Ces accès de goutte qui s’emparaient parfois d’un homme aimant un peu trop les grands crus, Guillaume commençait à les trouver bien fréquents et même s’il soupçonnait qu’ils servaient d’alibi à ce vieux compagnon, il se gardait bien de les lui reprocher. Il avait le droit, lui aussi, de considérer Lorna comme une sorte de fléau…
Quand Mme Bellec était dans cet état-là, Kitty essayait de se faire aussi petite que possible ; ce qui n’était d’ailleurs pas une bonne idée.
— Cessez donc de vous comporter comme si vous étiez une souris ! aboya le cordon bleu maison. Je sais bien qu’il vous faut la nourrir, cette catastrophe. Que voulez-vous ?
— Une omelette, peut-être avec de la salade. Ce sera suffisant pour ce matin.
— Alors là, il faut que vous attendiez un peu. J’ai envoyé Béline à la ferme me chercher des œufs : il ne m’en reste plus qu’un.
— Dans ce cas, je reviendrai tout à l’heure.
Avec un rien de soulagement, la camériste battit en retraite, quittant sans trop de regrets la cuisine embaumée de divines odeurs pour plonger dans les « ténèbres » extérieures où il faisait moins chaud mais plus calme. Et remonta chez sa maîtresse.
Lorsqu’elle entra dans sa chambre, celle-ci sortait de la petite pièce où l’on rangeait ses robes et paraissait au moins aussi agitée que Clémence. Lorna parut désagréablement surprise de voir Kitty.
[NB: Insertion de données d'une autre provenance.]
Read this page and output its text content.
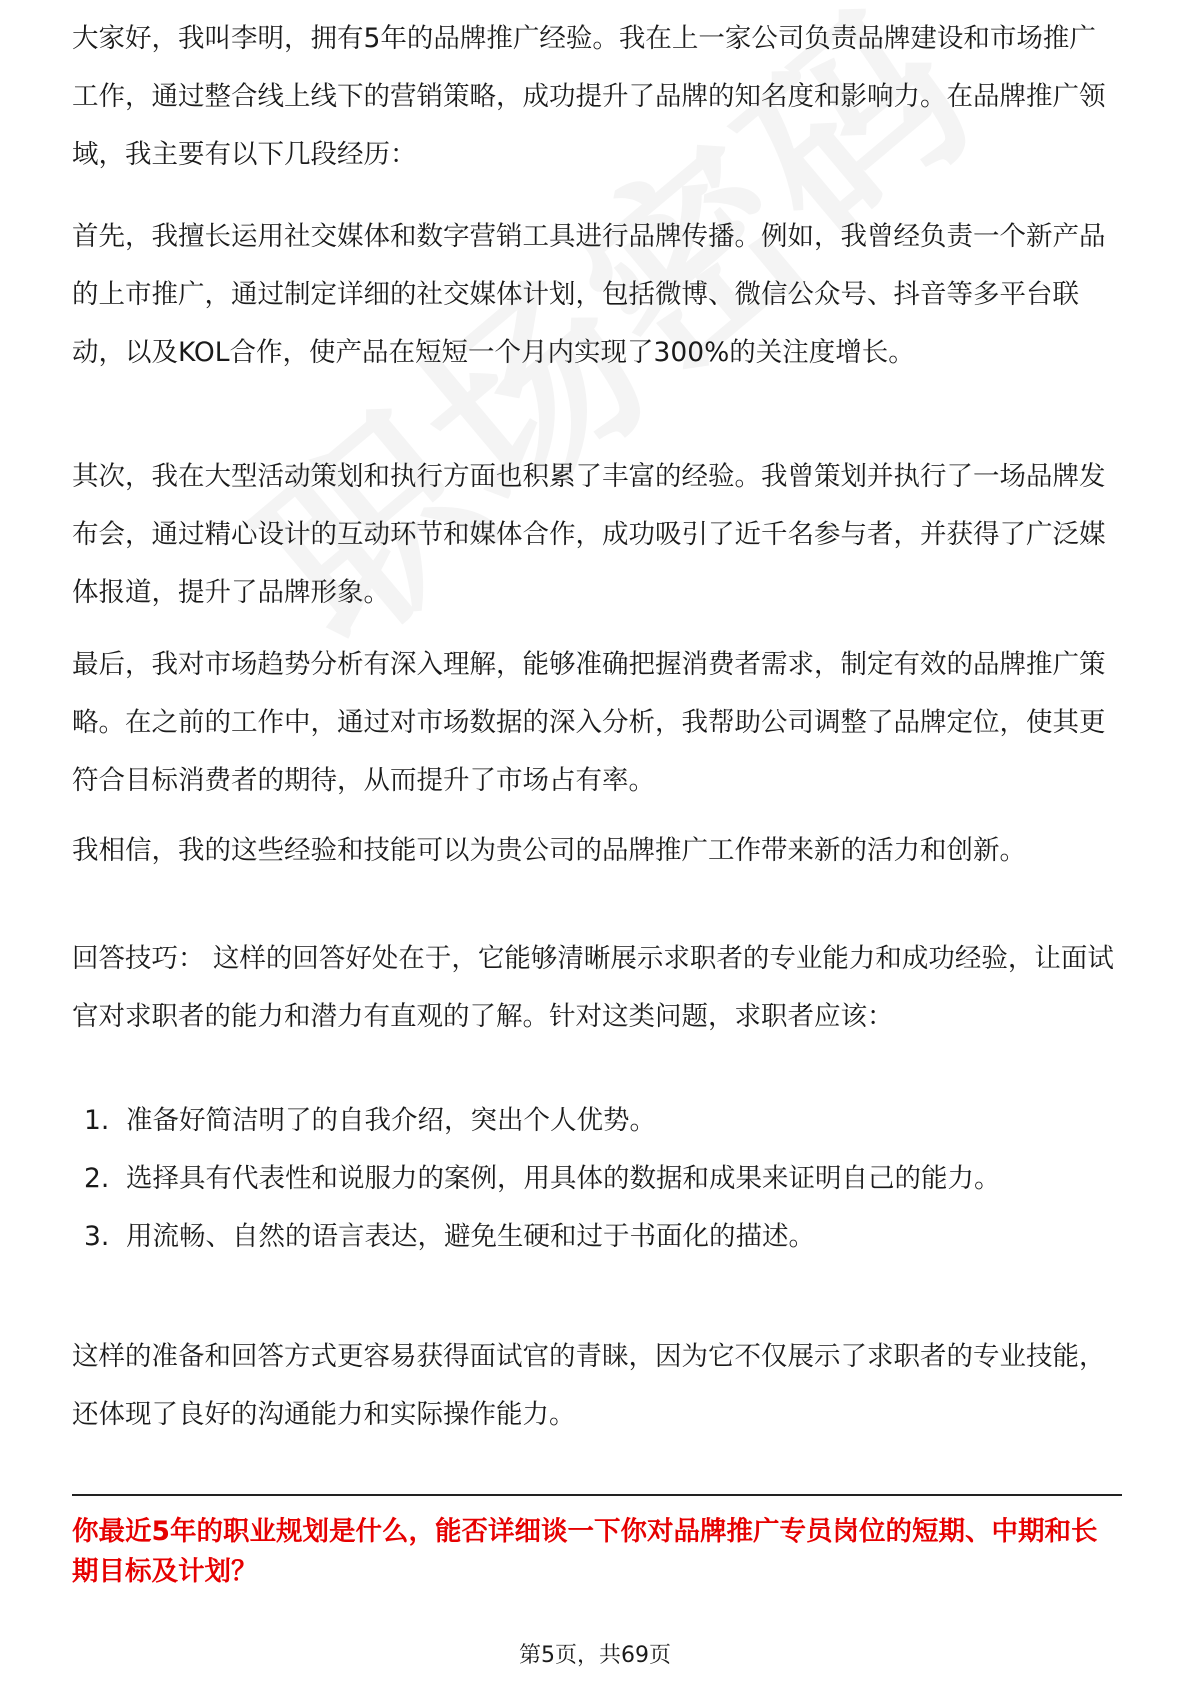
大家好，我叫李明，拥有5年的品牌推广经验。我在上一家公司负责品牌建设和市场推广工作，通过整合线上线下的营销策略，成功提升了品牌的知名度和影响力。在品牌推广领域，我主要有以下几段经历：

首先，我擅长运用社交媒体和数字营销工具进行品牌传播。例如，我曾经负责一个新产品的上市推广，通过制定详细的社交媒体计划，包括微博、微信公众号、抖音等多平台联动，以及KOL合作，使产品在短短一个月内实现了300%的关注度增长。

其次，我在大型活动策划和执行方面也积累了丰富的经验。我曾策划并执行了一场品牌发布会，通过精心设计的互动环节和媒体合作，成功吸引了近千名参与者，并获得了广泛媒体报道，提升了品牌形象。

最后，我对市场趋势分析有深入理解，能够准确把握消费者需求，制定有效的品牌推广策略。在之前的工作中，通过对市场数据的深入分析，我帮助公司调整了品牌定位，使其更符合目标消费者的期待，从而提升了市场占有率。

我相信，我的这些经验和技能可以为贵公司的品牌推广工作带来新的活力和创新。

回答技巧： 这样的回答好处在于，它能够清晰展示求职者的专业能力和成功经验，让面试官对求职者的能力和潜力有直观的了解。针对这类问题，求职者应该：

1. 准备好简洁明了的自我介绍，突出个人优势。
2. 选择具有代表性和说服力的案例，用具体的数据和成果来证明自己的能力。
3. 用流畅、自然的语言表达，避免生硬和过于书面化的描述。

这样的准备和回答方式更容易获得面试官的青睐，因为它不仅展示了求职者的专业技能，还体现了良好的沟通能力和实际操作能力。

你最近5年的职业规划是什么，能否详细谈一下你对品牌推广专员岗位的短期、中期和长期目标及计划？
第5页，共69页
— Tu remontes déjà ? Et mon repas ?
— J’irai le chercher un peu plus tard. Clémence attend qu’on lui rapporte des œufs. Avez-vous décidé de ce que vous mettrez ce soir, miss Lorna ? se hâta-t-elle de demander pour faire dévier la conversation sur un sujet qui plaisait toujours à la jeune femme.
— Pas encore ! J’hésite… Peut-être ma robe de satin nacré : elle dissimule bien ma taille et me donne de l’éclat. Je veux être très belle ce soir.
— Vous l’êtes toujours. Même avec votre mine de papier mâché.
Avec une moue, Lorna considéra son image dans le grand miroir de sa table à coiffer.
— Tu crois ? Ce soir, je veux être irrésistible ! Je veux qu’il redevienne l’amant qu’il a été aux Hauvenières. Tu ne peux pas savoir ce qu’a été cette nuit-là !
— Dans votre état ? Ce serait de la folie ! Vous pourriez porter tort à l’enfant. D’ailleurs, je suis bien tranquille : monsieur Guillaume est trop sage pour vous suivre sur ce terrain-là, seriez-vous Vénus en personne. Quand l’enfant sera né…
— Je n’attendrai pas jusque-là. Voilà des semaines et des semaines qu’il me fuit. Ce soir, je le reprendrai. Il le faut. Au cas justement où la naissance serait… décevante !
Debout devant la coiffeuse, elle tournait alors le dos à Kitty, mais, dans le miroir, celle-ci vit bien ce qu’elle tenait entre ses doigts fébriles : un petit flacon enveloppé d’un treillage d’argent. Une mince fiole que Kitty connaissait bien pour l’avoir découverte, un soir d’hiver, dans le grand manteau de voyage de sa maîtresse.